Dion had thought of the cantering horse which he had heard in the lane as he sat beside the stream. He felt sure it was Selim he had heard. Mrs. Clarke did not ask the reason for his questions. She seemed to him a totally incurious woman. Presently they descended to the house, and he wished her good-by. She did not ask him to stay any longer, did not propose any expedition, or any day or hour for another meeting. She just let him go with a grave, and almost abstracted good-by.
When he was alone he realized something; she had assumed that he was going to make a long stay in Buyukderer. Once, in speaking of the foliage, she had said, “You will notice in September——” Why was she so certain he would stay on? There was nothing to prevent him from going away by the steamer on the morrow. She did nothing to curb his freedom; she seemed almost indifferent to the fact of his presence there; yet she had told him he would come, and was evidently certain that he would stay.

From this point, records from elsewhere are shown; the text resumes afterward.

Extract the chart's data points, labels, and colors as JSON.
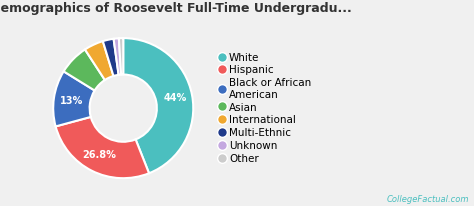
{
  "title": "Racial-Ethnic Demographics of Roosevelt Full-Time Undergradu...",
  "slices": [
    44,
    26.8,
    13,
    7,
    4.5,
    2.5,
    1.2,
    1.0
  ],
  "labels": [
    "White",
    "Hispanic",
    "Black or African\nAmerican",
    "Asian",
    "International",
    "Multi-Ethnic",
    "Unknown",
    "Other"
  ],
  "legend_labels": [
    "White",
    "Hispanic",
    "Black or African\nAmerican",
    "Asian",
    "International",
    "Multi-Ethnic",
    "Unknown",
    "Other"
  ],
  "colors": [
    "#4BBFBF",
    "#F05A5A",
    "#3C6DBF",
    "#5CB85C",
    "#F0A830",
    "#1F3A8A",
    "#C4A8E0",
    "#CCCCCC"
  ],
  "background_color": "#F0F0F0",
  "text_color": "#333333",
  "title_fontsize": 9,
  "legend_fontsize": 7.5,
  "watermark": "CollegeFactual.com",
  "watermark_color": "#4BBFBF"
}
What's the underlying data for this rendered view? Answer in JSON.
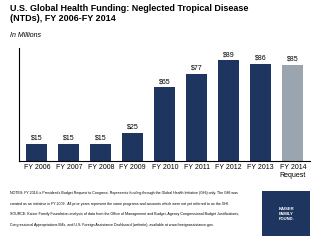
{
  "chart_data": {
    "type": "bar",
    "title": "U.S. Global Health Funding: Neglected Tropical Disease\n(NTDs), FY 2006-FY 2014",
    "subtitle": "In Millions",
    "categories": [
      "FY 2006",
      "FY 2007",
      "FY 2008",
      "FY 2009",
      "FY 2010",
      "FY 2011",
      "FY 2012",
      "FY 2013",
      "FY 2014\nRequest"
    ],
    "values": [
      15,
      15,
      15,
      25,
      65,
      77,
      89,
      86,
      85
    ],
    "value_labels": [
      "$15",
      "$15",
      "$15",
      "$25",
      "$65",
      "$77",
      "$89",
      "$86",
      "$85"
    ],
    "data_labels": true,
    "colors": [
      "#1e3560",
      "#1e3560",
      "#1e3560",
      "#1e3560",
      "#1e3560",
      "#1e3560",
      "#1e3560",
      "#1e3560",
      "#9aa5b0"
    ],
    "ylim": [
      0,
      100
    ],
    "yticks": [],
    "tick_labels": "x",
    "grid": false,
    "annotations": [
      "NOTES: FY 2014 is President's Budget Request to Congress. Represents funding through the Global Health Initiative (GHI) only. The GHI was",
      "created as an initiative in FY 2009.  All prior years represent the same programs and accounts which were not yet referred to as the GHI.",
      "SOURCE: Kaiser Family Foundation analysis of data from the Office of Management and Budget, Agency Congressional Budget Justifications,",
      "Congressional Appropriations Bills, and U.S. Foreign Assistance Dashboard (website), available at www.foreignassistance.gov.",
      "KAISER\nFAMILY\nFOUND."
    ]
  }
}
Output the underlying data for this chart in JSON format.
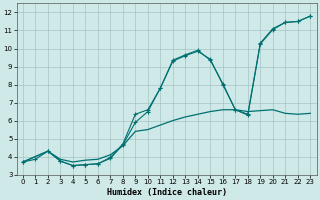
{
  "xlabel": "Humidex (Indice chaleur)",
  "bg_color": "#cfe8e8",
  "grid_color": "#9bbcbc",
  "line_color": "#007070",
  "xlim": [
    -0.5,
    23.5
  ],
  "ylim": [
    3,
    12.5
  ],
  "xticks": [
    0,
    1,
    2,
    3,
    4,
    5,
    6,
    7,
    8,
    9,
    10,
    11,
    12,
    13,
    14,
    15,
    16,
    17,
    18,
    19,
    20,
    21,
    22,
    23
  ],
  "yticks": [
    3,
    4,
    5,
    6,
    7,
    8,
    9,
    10,
    11,
    12
  ],
  "line1_x": [
    0,
    1,
    2,
    3,
    4,
    5,
    6,
    7,
    8,
    9,
    10,
    11,
    12,
    13,
    14,
    15,
    16,
    17,
    18,
    19,
    20,
    21,
    22,
    23
  ],
  "line1_y": [
    3.7,
    3.85,
    4.3,
    3.75,
    3.5,
    3.55,
    3.6,
    3.9,
    4.65,
    5.9,
    6.5,
    7.8,
    9.3,
    9.6,
    9.85,
    9.4,
    8.0,
    6.6,
    6.35,
    10.3,
    11.1,
    11.45,
    11.5,
    11.8
  ],
  "line2_x": [
    0,
    2,
    3,
    4,
    5,
    6,
    7,
    8,
    9,
    10,
    11,
    12,
    13,
    14,
    15,
    16,
    17,
    18,
    19,
    20,
    21,
    22,
    23
  ],
  "line2_y": [
    3.7,
    4.3,
    3.75,
    3.5,
    3.55,
    3.6,
    3.95,
    4.7,
    6.35,
    6.6,
    7.8,
    9.35,
    9.65,
    9.9,
    9.35,
    8.05,
    6.6,
    6.3,
    10.25,
    11.05,
    11.45,
    11.5,
    11.8
  ],
  "line3_x": [
    0,
    2,
    3,
    4,
    5,
    6,
    7,
    8,
    9,
    10,
    11,
    12,
    13,
    14,
    15,
    16,
    17,
    18,
    19,
    20,
    21,
    22,
    23
  ],
  "line3_y": [
    3.7,
    4.3,
    3.85,
    3.7,
    3.8,
    3.85,
    4.1,
    4.6,
    5.4,
    5.5,
    5.75,
    6.0,
    6.2,
    6.35,
    6.5,
    6.6,
    6.6,
    6.5,
    6.55,
    6.6,
    6.4,
    6.35,
    6.4
  ]
}
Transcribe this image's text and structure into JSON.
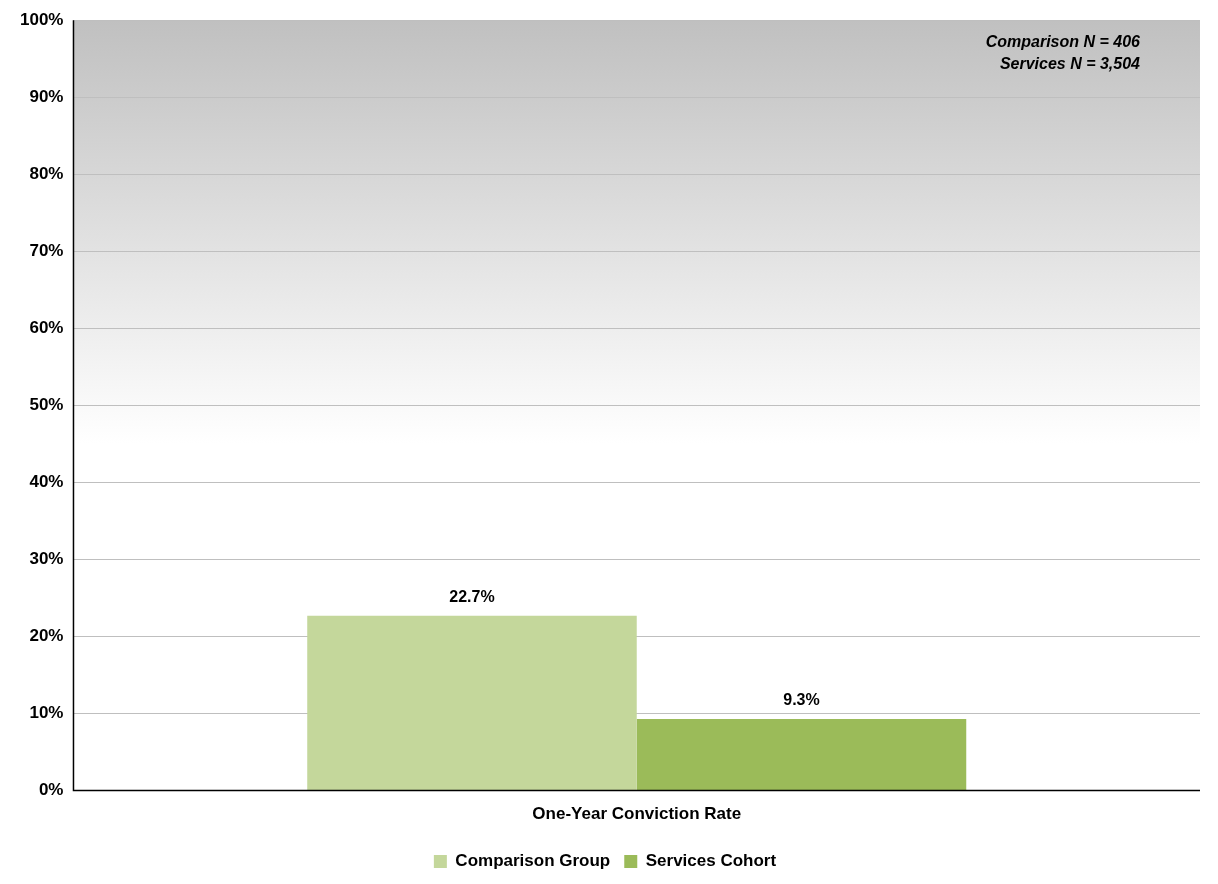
{
  "chart_data": {
    "type": "bar",
    "categories": [
      "One-Year Conviction Rate"
    ],
    "series": [
      {
        "name": "Comparison Group",
        "color": "#c4d79b",
        "values": [
          22.7
        ]
      },
      {
        "name": "Services Cohort",
        "color": "#9bbb59",
        "values": [
          9.3
        ]
      }
    ],
    "ylim": [
      0,
      100
    ],
    "yticks": [
      {
        "value": 0,
        "label": "0%"
      },
      {
        "value": 10,
        "label": "10%"
      },
      {
        "value": 20,
        "label": "20%"
      },
      {
        "value": 30,
        "label": "30%"
      },
      {
        "value": 40,
        "label": "40%"
      },
      {
        "value": 50,
        "label": "50%"
      },
      {
        "value": 60,
        "label": "60%"
      },
      {
        "value": 70,
        "label": "70%"
      },
      {
        "value": 80,
        "label": "80%"
      },
      {
        "value": 90,
        "label": "90%"
      },
      {
        "value": 100,
        "label": "100%"
      }
    ],
    "value_labels": [
      "22.7%",
      "9.3%"
    ],
    "grid": "y",
    "legend": "bottom",
    "annotations": [
      "Comparison N = 406",
      "Services N = 3,504"
    ]
  }
}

He wondered a little, but only a little, about her will. Then his mind returned to an old haunt in which continually it wandered, obsessed by a horror that seemed already ancient, the walled garden at Welsley in which he had searched in the dark for a fleeing woman. Perpetually he heard the movement of that woman’s dress as she disappeared into the darkness, and the sound of a door, the door of his own home, being locked against him to give her time to escape from him. That sound had cut his life in two. He saw, as he had seen many times in the past, the falling downwards of edges that bled, the edges of his severed life.
And he forgot the garden of the Villa Hafiz, the pavilion which stood on the hill looking over the sea to Asia, the grave woman who had told him, indifferently, that he could go to it when he would.
Nevertheless on the following day he found himself at the garden gate; he rang the bell; he was admitted by Osman, the placidly smiling gardener, and he ascended to the pavilion. No one was there. He stayed for three hours, and nobody came to interrupt him. Down below the wooden villa held closely the secret of its life. Once, as he gazed down on it, he wondered for a moment about Mrs. Clarke, how she passed her hours without a companion, which she was doing just then. The siren of a steamer sounded in the bay. He went into the pavilion. On one of the coffee-tables he found lying a small thin book bound in white vellum. He took it up and read the name in gold letters: “The Kasidah of Haji Abdu El-Yezdi.” It was the book he had found Beattie reading on the night when Robin was born, on the night when Bruce Evelin and Guy had discussed Mrs. Clarke’s divorce case and Mrs. Clarke. He shuddered in the warmth of the pavilion. Then resolutely he picked the book up. At the beginning, after some blank pages, there was a portrait of Sir Richard Burton. Dion looked at the strong, tragic face, with its burning expression, for a long time. Then he stretched himself on one of the divans and began to read the book.